The impending closure of the National Hispanic University in San Jose, California, was sad news to many.
But the San Jose Mercury News reports that the campus will actually be continuing to serve Latino students in other ways, through three new initiatives by Santa Clara University and the NHU Foundation.
On the site, the Institute for Hispanic Educational Advancement will be launching in June. According to a news release, the center will focus on research, policies and practices related to education.
In addition, SCU will offer a graduate studies program through which students can earn a master’s degree in teaching and a California teaching credential. The university announced that scholarships will be provided to students who enroll in the program who commit to teaching in schools with significant Hispanic populations.
“Our goal is to offer innovative and transformative programs for teachers, who in turn make the greatest impact on the children whom they teach,” said Nicholas Ladany, dean of SCU’s School of Education and Counseling Psychology, according to the press release. “It is critical that schools of education learn about what works best for engaging Hispanic students, and we are humbled by this opportunity.”

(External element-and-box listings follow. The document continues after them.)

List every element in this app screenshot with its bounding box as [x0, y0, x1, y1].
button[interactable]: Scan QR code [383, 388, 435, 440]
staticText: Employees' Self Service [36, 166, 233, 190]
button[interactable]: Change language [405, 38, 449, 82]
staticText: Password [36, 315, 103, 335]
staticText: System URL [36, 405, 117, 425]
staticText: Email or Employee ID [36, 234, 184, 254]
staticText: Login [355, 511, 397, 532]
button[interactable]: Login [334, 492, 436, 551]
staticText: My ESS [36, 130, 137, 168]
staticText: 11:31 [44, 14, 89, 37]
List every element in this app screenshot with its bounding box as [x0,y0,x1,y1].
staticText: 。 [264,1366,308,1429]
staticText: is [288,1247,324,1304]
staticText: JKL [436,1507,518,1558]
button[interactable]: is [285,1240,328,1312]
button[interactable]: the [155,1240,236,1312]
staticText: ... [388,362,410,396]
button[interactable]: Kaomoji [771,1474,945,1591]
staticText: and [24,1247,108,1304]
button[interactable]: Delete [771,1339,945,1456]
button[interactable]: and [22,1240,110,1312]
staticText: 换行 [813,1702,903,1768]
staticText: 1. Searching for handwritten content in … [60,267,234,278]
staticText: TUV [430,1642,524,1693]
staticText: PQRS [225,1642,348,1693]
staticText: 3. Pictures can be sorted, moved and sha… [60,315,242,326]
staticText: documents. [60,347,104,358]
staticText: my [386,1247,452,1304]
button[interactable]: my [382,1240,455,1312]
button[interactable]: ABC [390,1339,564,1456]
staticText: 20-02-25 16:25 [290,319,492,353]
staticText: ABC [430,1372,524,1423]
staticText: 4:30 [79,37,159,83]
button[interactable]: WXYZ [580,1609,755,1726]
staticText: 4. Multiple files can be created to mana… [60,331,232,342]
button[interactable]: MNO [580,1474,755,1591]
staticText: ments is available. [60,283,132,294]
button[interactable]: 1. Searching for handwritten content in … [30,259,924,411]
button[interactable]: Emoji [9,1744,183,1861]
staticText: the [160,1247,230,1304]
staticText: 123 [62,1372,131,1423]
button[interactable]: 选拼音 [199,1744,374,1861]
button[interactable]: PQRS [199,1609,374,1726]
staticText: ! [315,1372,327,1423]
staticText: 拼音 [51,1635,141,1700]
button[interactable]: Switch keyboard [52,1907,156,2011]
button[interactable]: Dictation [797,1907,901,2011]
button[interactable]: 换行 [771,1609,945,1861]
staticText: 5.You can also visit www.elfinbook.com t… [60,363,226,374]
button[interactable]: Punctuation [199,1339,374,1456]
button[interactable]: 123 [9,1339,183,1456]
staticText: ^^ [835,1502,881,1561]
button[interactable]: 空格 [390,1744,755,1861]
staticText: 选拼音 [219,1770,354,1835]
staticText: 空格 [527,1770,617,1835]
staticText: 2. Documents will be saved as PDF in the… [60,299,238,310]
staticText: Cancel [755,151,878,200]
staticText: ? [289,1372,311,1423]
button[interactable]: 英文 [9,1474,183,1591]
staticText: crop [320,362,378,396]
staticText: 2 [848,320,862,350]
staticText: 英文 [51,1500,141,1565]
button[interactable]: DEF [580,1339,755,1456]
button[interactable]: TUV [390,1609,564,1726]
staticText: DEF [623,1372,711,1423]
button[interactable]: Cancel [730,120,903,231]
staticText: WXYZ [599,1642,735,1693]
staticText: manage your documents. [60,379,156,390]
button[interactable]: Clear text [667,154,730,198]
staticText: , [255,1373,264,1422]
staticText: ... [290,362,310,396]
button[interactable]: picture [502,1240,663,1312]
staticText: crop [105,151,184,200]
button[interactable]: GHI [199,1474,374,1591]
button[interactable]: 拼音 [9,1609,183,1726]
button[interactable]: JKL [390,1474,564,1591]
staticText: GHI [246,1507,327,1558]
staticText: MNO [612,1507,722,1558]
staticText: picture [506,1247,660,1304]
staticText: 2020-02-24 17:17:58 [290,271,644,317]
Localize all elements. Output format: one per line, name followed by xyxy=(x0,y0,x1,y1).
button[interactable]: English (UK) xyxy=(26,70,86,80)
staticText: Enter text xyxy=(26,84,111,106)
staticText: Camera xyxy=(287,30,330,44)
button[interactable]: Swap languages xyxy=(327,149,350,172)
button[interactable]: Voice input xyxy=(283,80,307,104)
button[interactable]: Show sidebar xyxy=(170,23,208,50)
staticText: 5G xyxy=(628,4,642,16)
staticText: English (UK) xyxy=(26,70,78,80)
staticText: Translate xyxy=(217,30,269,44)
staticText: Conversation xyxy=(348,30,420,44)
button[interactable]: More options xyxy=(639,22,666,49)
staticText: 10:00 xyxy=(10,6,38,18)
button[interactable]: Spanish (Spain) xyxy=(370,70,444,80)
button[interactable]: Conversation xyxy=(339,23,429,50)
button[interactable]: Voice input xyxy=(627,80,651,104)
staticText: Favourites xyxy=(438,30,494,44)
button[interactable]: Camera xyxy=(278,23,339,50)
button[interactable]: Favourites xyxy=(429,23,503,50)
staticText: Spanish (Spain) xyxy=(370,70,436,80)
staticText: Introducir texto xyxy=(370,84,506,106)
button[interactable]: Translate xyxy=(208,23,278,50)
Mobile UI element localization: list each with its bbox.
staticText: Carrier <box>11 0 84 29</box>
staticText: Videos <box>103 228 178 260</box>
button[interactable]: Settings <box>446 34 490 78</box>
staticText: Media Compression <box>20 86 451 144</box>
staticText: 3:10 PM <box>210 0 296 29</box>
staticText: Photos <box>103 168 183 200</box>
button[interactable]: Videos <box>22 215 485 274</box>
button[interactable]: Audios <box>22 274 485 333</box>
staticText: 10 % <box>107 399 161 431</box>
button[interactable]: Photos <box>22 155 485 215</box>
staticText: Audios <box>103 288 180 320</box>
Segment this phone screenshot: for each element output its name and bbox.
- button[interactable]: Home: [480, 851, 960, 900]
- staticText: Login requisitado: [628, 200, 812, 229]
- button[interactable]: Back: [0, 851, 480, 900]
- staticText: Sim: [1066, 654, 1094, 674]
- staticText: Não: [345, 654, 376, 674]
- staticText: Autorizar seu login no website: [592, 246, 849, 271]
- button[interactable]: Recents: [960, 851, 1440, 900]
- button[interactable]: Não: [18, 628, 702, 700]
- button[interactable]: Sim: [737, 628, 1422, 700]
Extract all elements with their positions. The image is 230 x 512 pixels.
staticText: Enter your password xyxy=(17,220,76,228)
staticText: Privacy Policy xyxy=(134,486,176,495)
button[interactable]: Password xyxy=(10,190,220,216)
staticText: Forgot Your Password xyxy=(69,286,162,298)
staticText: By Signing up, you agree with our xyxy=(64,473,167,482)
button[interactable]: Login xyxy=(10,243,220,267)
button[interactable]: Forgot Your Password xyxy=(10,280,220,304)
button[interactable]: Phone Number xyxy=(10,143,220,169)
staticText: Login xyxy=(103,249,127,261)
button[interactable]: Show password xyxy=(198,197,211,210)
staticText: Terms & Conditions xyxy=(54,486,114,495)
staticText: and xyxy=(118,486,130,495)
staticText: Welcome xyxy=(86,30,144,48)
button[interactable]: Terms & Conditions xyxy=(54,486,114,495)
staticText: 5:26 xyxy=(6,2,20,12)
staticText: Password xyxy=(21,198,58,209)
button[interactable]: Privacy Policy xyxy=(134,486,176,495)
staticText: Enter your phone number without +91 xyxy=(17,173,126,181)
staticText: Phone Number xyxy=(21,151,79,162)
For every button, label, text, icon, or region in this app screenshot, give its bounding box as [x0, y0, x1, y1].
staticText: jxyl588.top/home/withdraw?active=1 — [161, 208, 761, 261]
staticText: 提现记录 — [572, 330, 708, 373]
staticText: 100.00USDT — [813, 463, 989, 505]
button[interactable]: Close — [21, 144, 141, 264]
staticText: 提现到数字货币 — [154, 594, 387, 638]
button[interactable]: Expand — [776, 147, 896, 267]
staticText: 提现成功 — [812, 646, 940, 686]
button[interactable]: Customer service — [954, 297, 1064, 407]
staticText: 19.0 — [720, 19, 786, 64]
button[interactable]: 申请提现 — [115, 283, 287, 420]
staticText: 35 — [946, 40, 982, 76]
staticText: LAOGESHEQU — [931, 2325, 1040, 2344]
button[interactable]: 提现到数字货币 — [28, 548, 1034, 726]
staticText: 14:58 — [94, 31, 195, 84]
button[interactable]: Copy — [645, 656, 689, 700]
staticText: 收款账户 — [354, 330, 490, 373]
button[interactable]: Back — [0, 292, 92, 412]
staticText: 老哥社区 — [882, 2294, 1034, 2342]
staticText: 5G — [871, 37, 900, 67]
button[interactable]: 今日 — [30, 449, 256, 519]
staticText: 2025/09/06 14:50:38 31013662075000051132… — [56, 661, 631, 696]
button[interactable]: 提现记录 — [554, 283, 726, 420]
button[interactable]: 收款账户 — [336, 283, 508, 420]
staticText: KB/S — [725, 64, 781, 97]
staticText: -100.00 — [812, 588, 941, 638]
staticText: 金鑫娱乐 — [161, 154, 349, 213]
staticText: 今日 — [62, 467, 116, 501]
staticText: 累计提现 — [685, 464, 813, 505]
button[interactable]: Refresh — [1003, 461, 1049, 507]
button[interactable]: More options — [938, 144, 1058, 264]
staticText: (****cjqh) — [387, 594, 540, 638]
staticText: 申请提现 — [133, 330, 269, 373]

In addition, two charter high schools, the Latino College Preparatory Academy and the Roberto Cruz Leadership Academy will be moved to the campus in July.
Former NHU president David Lopez will head up the new Institute, and told the newspaper that the institute will identify teaching methods to use at the high school, and some of the teachers being trained will assist with carrying out those initiatives.
“It’s a unique approach that doesn’t exist anywhere in the country right now,” said Lopez told the Mercury News. “We’re going to educate Latino kids to be the workforce of California, at all levels of society and the economy.”